The plot? Such as it is.  Oscar Isaac plays a folk singer called Llewyn Davis who lives on people's couches and can't quite seem to catch a break.  Everything he does turns to ashes.  He travels to Chicago in desperation, looking for an audition that bombs. He comes back to New York and decides to give it all up to become a merchant seaman again. But even that doesn't go well. And he ends up literally beaten up. That's honestly it - just spiced up by the John Goodman cameo and Adam Driver in an even smaller cameo as a nonsensical backing singer on an absurd song.  

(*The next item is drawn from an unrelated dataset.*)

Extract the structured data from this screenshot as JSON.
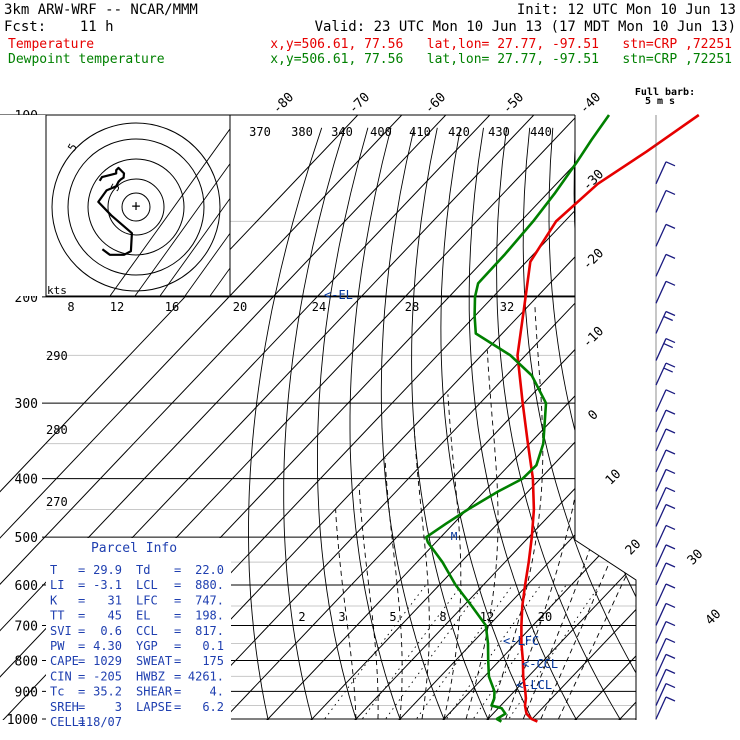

Maybe you think I've spoiled the movie for you? I promise you I haven't.  When you see Davis refuse royalties on the banal record for cash up front, we know it'll be a hit.  When you see him angrily tell his sister to throw out his stuff, we know it'll contain something he really needs.  It's just that kind of film.  This isn't the "sweet sad funny" picture I've heard described, but cinematic sadism.  It wasn't the best movie I saw that day, let alone the best movie at Cannes. 

You can listen to a podcast review of this movie below or subscribe to Bina007 Movie Reviews in iTunes.



INSIDE LLEWYN DAVIS has a running time of 105 minutes.  

INSIDE LLEWYN DAVIS played Cannes 2013 where it won the Grand Prize and London 2013.  It opens in France on November 6th; in Belgium, Germany, the Netherlands and the USA on December 6th; in Portugal on December 26th; in Mexico and Spain on January 3rd; on Greece on January 9th; in Italy on January 16th; in the UK and Ireland on January 24th; and on February 6th in Argentina and Denmark.